Sinopsis:

Di airship Lindblum, Lightning bertemu lagi dengan Cid Raines yang ternyata adalah mantan teman masa kecilnya, mantan teman sekolah, mantan teman kerja, dan mantan. Mantan. Ketika takdir semakin mendekatkan mereka, apakah Lightning bisa membendung perasaan yang kembali lagi? LightXCid. In game. BEWARE SPOILER!


A/N: Setelah nonton pertarungan one on one antara Lightning VS Cid, aku kecewa. Soalnya kukira bakal ada yang romantis-romantisnya di antara mereka. Eh nggak ada. Yaahhh…

JADI kubuatin nih yang romantis-romantis. Wkwkk. Setelah Square menghancurkan OTP-ku (NoctisXLight) karena Noctis munculnya di FFXV dan dia bahkan udah tunangan sama Luna, aku pindah ke OTP baru. Here it is! CidXLight. Please don't kill me.

Awright. Here goes!


WE'LL SEE ABOUT THAT

(Lihat Saja Nanti)


Lightning Farron tersenyum memandang wajah tertidur Hope. Anak itu tampak sangat damai dan nyaman. Setelah apa yang dia alami, bisa tidur dalam keadaan setenang ini adalah berkah tersendiri baginya dan Lightning. Lightning tidak bisa meminta lebih dari ini. Hope sudah aman sekarang. Itu yang terpenting. Lightning menyibak poni perak Hope dan mengecup keningnya.

Gadis itu melangkah meninggalkan kabin peristirahatan Lindblum. Dia belum lelah, dan insting tentaranya memaksanya untuk tetap terjaga. Kalau dia tidak keluar sebentar dan memeriksa sekitaran, rasanya seperti ada yang kurang dalam dirinya. Lightning benci keadaannya yang begini, tapi dia sudah berhasil bertahan hidup selama bertahun-tahun darinya. Bukan berarti dia curiga Lindblum ini aslinya airship musuh atau apa. Apalagi ada Cid di sini.

Cid…

Dia tidak sadar ketika perjalanannya membawanya ke balkon yang menjorok ke udara. Lightning berdiri di balik pagar pembatasnya, bersandar sedikit pada susuran yang dingin dan memandang Cocoon malam hari. Lampu-lampu berkerlip mirip jutaan bintang, bahkan jauh lebih terang dari bintang. Angin malam berembus menyapu rambut merah jambunya dan selendang merah di bahunya. Malam ini sedikit lebih dingin dari kemarin. Lightning merasakan getaran kecil merambati kulitnya hingga ke ubun-ubunnya.

Instingnya bekerja ketika dia mendengar suara langkah kaki. Lightning menghunus gunblade-nya dan berputar cepat. Bilah gunblade-nya nyaris menggorok leher lelaki itu—oh, demi fal'Cie! Dari sebegitu banyak lelaki di airship ini, haruskah Cid Raines yang terhormat yang memergokinya di balkon sialan ini?
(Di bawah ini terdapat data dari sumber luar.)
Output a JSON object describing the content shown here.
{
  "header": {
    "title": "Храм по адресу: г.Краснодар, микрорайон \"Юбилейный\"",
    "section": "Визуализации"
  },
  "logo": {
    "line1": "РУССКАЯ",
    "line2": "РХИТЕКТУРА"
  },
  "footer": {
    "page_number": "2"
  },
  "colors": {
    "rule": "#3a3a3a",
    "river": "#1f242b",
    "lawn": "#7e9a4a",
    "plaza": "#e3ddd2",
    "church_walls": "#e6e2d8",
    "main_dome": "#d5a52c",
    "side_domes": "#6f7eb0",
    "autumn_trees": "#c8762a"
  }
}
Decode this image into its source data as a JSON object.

"Tidak mengejutkan," kata Cid. "Kau masih setajam dulu."

Lightning menurunkan pedangnya dan menyimpannya lagi. Pipinya panas walau udara masih tetap dingin.

Cid berdiri di sampingnya. Lelaki super tinggi itu tidak menguarkan aura kejahatan atau pembataian seperti lelaki-lelaki PSICOM di luar sana. Bahkan dilihat dari penampilannya saja, Lightning tahu Cid jauh dari kata 'raksasa konyol' yang biasanya melekat pada Snow—soalnya mereka sama-sama besar dan tinggi.
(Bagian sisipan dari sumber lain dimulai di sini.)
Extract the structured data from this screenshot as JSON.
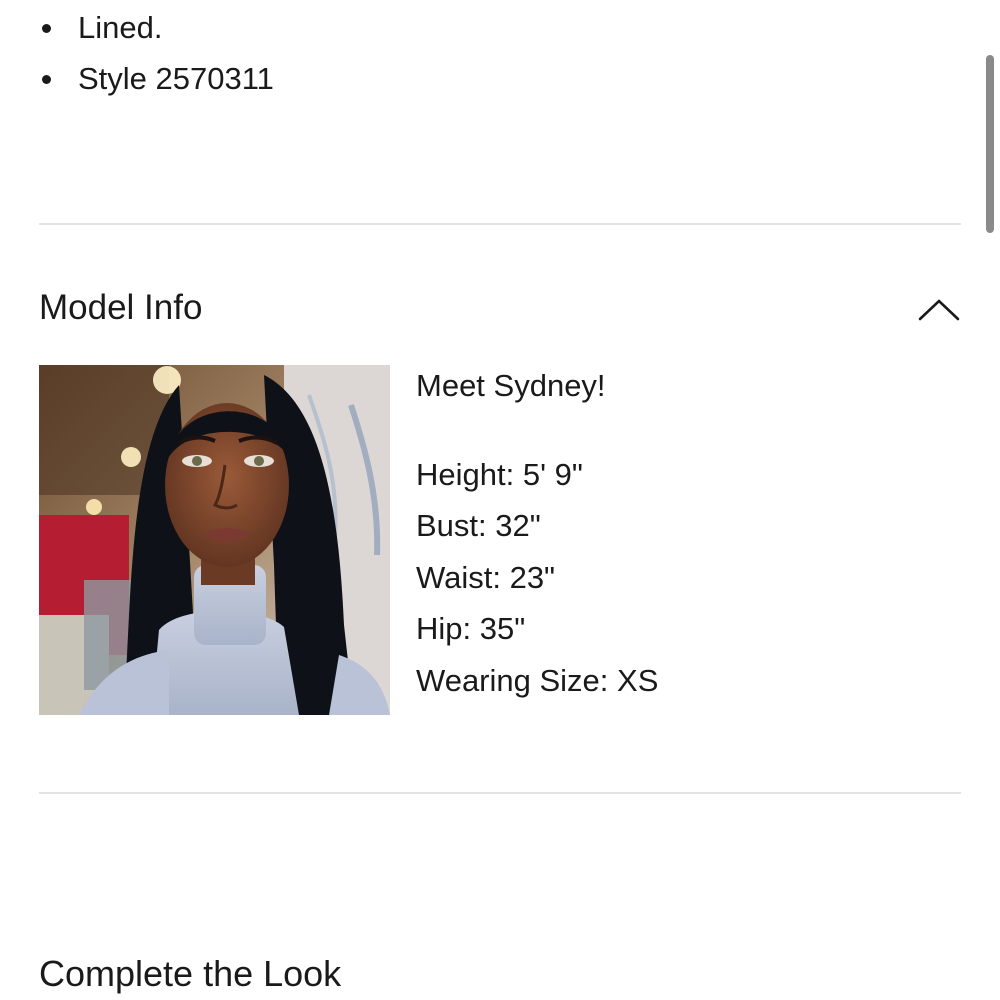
{
  "details": {
    "bullets": [
      "Lined.",
      "Style 2570311"
    ]
  },
  "model_info": {
    "title": "Model Info",
    "toggle_icon": "chevron-up-icon",
    "intro": "Meet Sydney!",
    "stats": {
      "height": "Height: 5' 9\"",
      "bust": "Bust: 32\"",
      "waist": "Waist: 23\"",
      "hip": "Hip: 35\"",
      "wearing_size": "Wearing Size: XS"
    }
  },
  "complete_the_look": {
    "title": "Complete the Look"
  },
  "colors": {
    "text": "#1a1a1a",
    "divider": "#e3e3e3",
    "scrollbar": "#8a8a8a",
    "background": "#ffffff"
  }
}
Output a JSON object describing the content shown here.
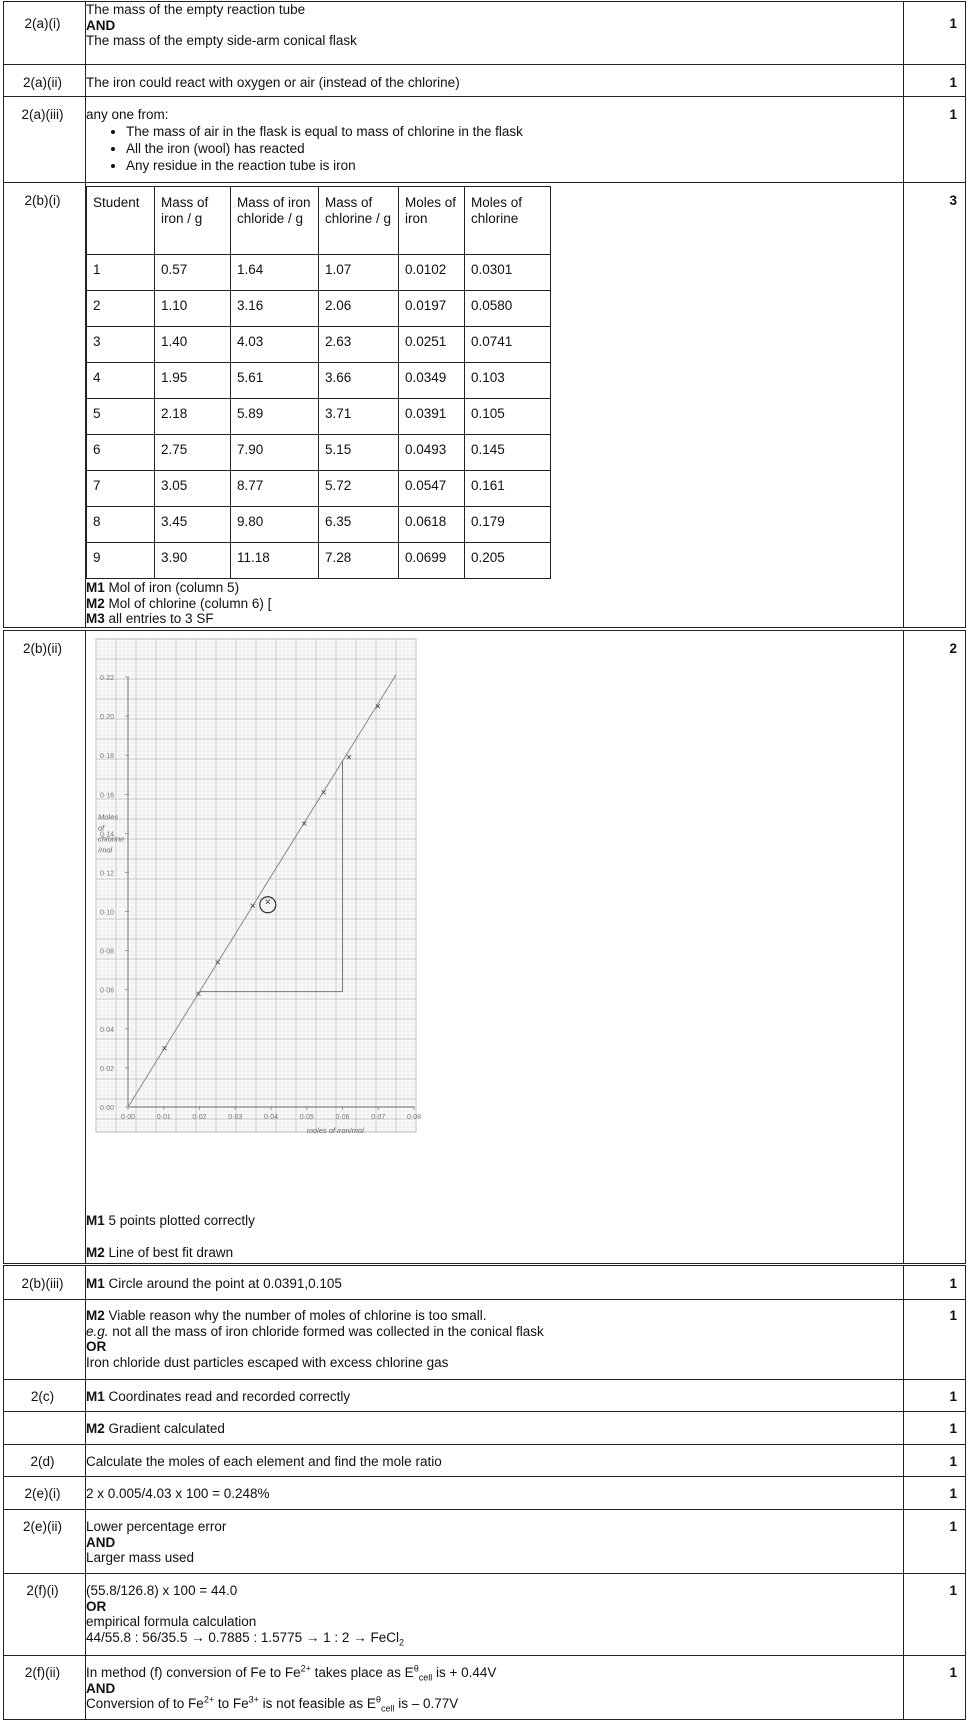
{
  "s1": [
    {
      "id": "2(a)(i)",
      "mark": "1",
      "lines": [
        "The mass of the empty reaction tube",
        "AND",
        "The mass of the empty side-arm conical flask"
      ]
    },
    {
      "id": "2(a)(ii)",
      "mark": "1",
      "text": "The iron could react with oxygen or air (instead of the chlorine)"
    },
    {
      "id": "2(a)(iii)",
      "mark": "1",
      "intro": "any one from:",
      "bullets": [
        "The mass of air in the flask is equal to mass of chlorine in the flask",
        "All the iron (wool) has reacted",
        "Any residue in the reaction tube is iron"
      ]
    }
  ],
  "b_i": {
    "id": "2(b)(i)",
    "mark": "3",
    "headers": [
      "Student",
      "Mass of iron / g",
      "Mass of iron chloride / g",
      "Mass of chlorine / g",
      "Moles of iron",
      "Moles of chlorine"
    ],
    "rows": [
      [
        "1",
        "0.57",
        "1.64",
        "1.07",
        "0.0102",
        "0.0301"
      ],
      [
        "2",
        "1.10",
        "3.16",
        "2.06",
        "0.0197",
        "0.0580"
      ],
      [
        "3",
        "1.40",
        "4.03",
        "2.63",
        "0.0251",
        "0.0741"
      ],
      [
        "4",
        "1.95",
        "5.61",
        "3.66",
        "0.0349",
        "0.103"
      ],
      [
        "5",
        "2.18",
        "5.89",
        "3.71",
        "0.0391",
        "0.105"
      ],
      [
        "6",
        "2.75",
        "7.90",
        "5.15",
        "0.0493",
        "0.145"
      ],
      [
        "7",
        "3.05",
        "8.77",
        "5.72",
        "0.0547",
        "0.161"
      ],
      [
        "8",
        "3.45",
        "9.80",
        "6.35",
        "0.0618",
        "0.179"
      ],
      [
        "9",
        "3.90",
        "11.18",
        "7.28",
        "0.0699",
        "0.205"
      ]
    ],
    "m1_b": "M1",
    "m1": " Mol of iron (column 5)",
    "m2_b": "M2",
    "m2": " Mol of chlorine (column 6) [",
    "m3_b": "M3",
    "m3": " all entries to 3 SF"
  },
  "b_ii": {
    "id": "2(b)(ii)",
    "mark": "2",
    "m1_b": "M1",
    "m1": " 5 points plotted correctly",
    "m2_b": "M2",
    "m2": " Line of best fit drawn",
    "graph": {
      "ylabel_lines": [
        "Moles",
        "of",
        "chlorine",
        "/mol"
      ],
      "xlabel": "moles of iron/mol",
      "y_ticks": [
        "0·22",
        "0·20",
        "0·18",
        "0·16",
        "0·14",
        "0·12",
        "0·10",
        "0·08",
        "0·06",
        "0·04",
        "0·02",
        "0·00"
      ],
      "x_ticks": [
        "0·00",
        "0·01",
        "0·02",
        "0·03",
        "0·04",
        "0·05",
        "0·06",
        "0·07",
        "0·08"
      ]
    },
    "chart_data": {
      "type": "scatter",
      "xlabel": "moles of iron/mol",
      "ylabel": "Moles of chlorine /mol",
      "xlim": [
        0,
        0.08
      ],
      "ylim": [
        0,
        0.22
      ],
      "series": [
        {
          "values": [
            {
              "x": 0.0102,
              "y": 0.0301
            },
            {
              "x": 0.0197,
              "y": 0.058
            },
            {
              "x": 0.0251,
              "y": 0.0741
            },
            {
              "x": 0.0349,
              "y": 0.103
            },
            {
              "x": 0.0391,
              "y": 0.105
            },
            {
              "x": 0.0493,
              "y": 0.145
            },
            {
              "x": 0.0547,
              "y": 0.161
            },
            {
              "x": 0.0618,
              "y": 0.179
            },
            {
              "x": 0.0699,
              "y": 0.205
            }
          ]
        }
      ],
      "best_fit": {
        "slope": 2.95,
        "intercept": 0
      },
      "circled_point": {
        "x": 0.0391,
        "y": 0.105
      },
      "gradient_triangle": {
        "x1": 0.02,
        "y1": 0.059,
        "x2": 0.06,
        "y2": 0.177
      },
      "grid": true
    }
  },
  "s3": [
    {
      "id": "2(b)(iii)",
      "mark": "1",
      "bold": "M1",
      "text": " Circle around the point at 0.0391,0.105"
    },
    {
      "id": "",
      "mark": "1",
      "bold": "M2",
      "text": " Viable reason why the number of moles of chlorine is too small.",
      "eg": "e.g.",
      "eg_text": " not all the mass of iron chloride formed was collected in the conical flask",
      "or": "OR",
      "or_text": "Iron chloride dust particles escaped with excess chlorine gas"
    },
    {
      "id": "2(c)",
      "mark": "1",
      "bold": "M1",
      "text": " Coordinates read and recorded correctly"
    },
    {
      "id": "",
      "mark": "1",
      "bold": "M2",
      "text": " Gradient calculated"
    },
    {
      "id": "2(d)",
      "mark": "1",
      "text": "Calculate the moles of each element and find the mole ratio"
    },
    {
      "id": "2(e)(i)",
      "mark": "1",
      "text": "2 x 0.005/4.03 x 100 = 0.248%"
    },
    {
      "id": "2(e)(ii)",
      "mark": "1",
      "l1": "Lower percentage error",
      "and": "AND",
      "l2": "Larger mass used"
    },
    {
      "id": "2(f)(i)",
      "mark": "1",
      "l1": "(55.8/126.8) x 100 = 44.0",
      "or": "OR",
      "l2": "empirical formula calculation",
      "l3": "44/55.8 : 56/35.5 →  0.7885 : 1.5775  →        1 : 2 →  FeCl",
      "l3_sub": "2"
    },
    {
      "id": "2(f)(ii)",
      "mark": "1",
      "a1": "In method (f) conversion of Fe to Fe",
      "a_sup1": "2+",
      "a2": " takes place as E",
      "a_sup2": "θ",
      "a_sub": "cell",
      "a3": " is + 0.44V",
      "and": "AND",
      "b1": "Conversion of to Fe",
      "b_sup1": "2+",
      "b2": " to Fe",
      "b_sup2": "3+",
      "b3": " is not feasible as E",
      "b_sup3": "θ",
      "b_sub": "cell",
      "b4": " is – 0.77V"
    }
  ]
}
"Kau sedang apa di sini?" tanya Cid. Matanya terfokus pada langit malam. "Seharusnya kau istirahat saja."

"Aku belum lelah," jawab Lightning cepat, beringsut sedikit menjauhi Cid.

"Aku tahu ini berat. Jadi l'Cie dan diburu pemerintah." Mata Cid masih menerawang. Lightning diam-diam bersyukur lelaki itu tidak melihatnya karena dengan demikian dia bisa tahu bahwa Lightning menyukai matanya. Masih menyukai matanya. "Tapi aku—kami akan membantumu."

"Ya. Aku tahu." Lightning meracau. "Kenapa? Kenapa membantu kami? Kau tidak takut pada l'Cie? Seperti para penduduk Cocoon lainnya?"

Cid mengedikkan bahu. "Kenapa harus takut? L'Cie juga manusia. Dan l'Cie yang ada di sampingku sekarang adalah kau."

Wajah Lightning bersemu merah. Dia segera menunduk memandangi kakinya sendiri yang oh-begitu-tidak-menarik. Dia lebih menyukai mata abu-abu Cid. Sungguh.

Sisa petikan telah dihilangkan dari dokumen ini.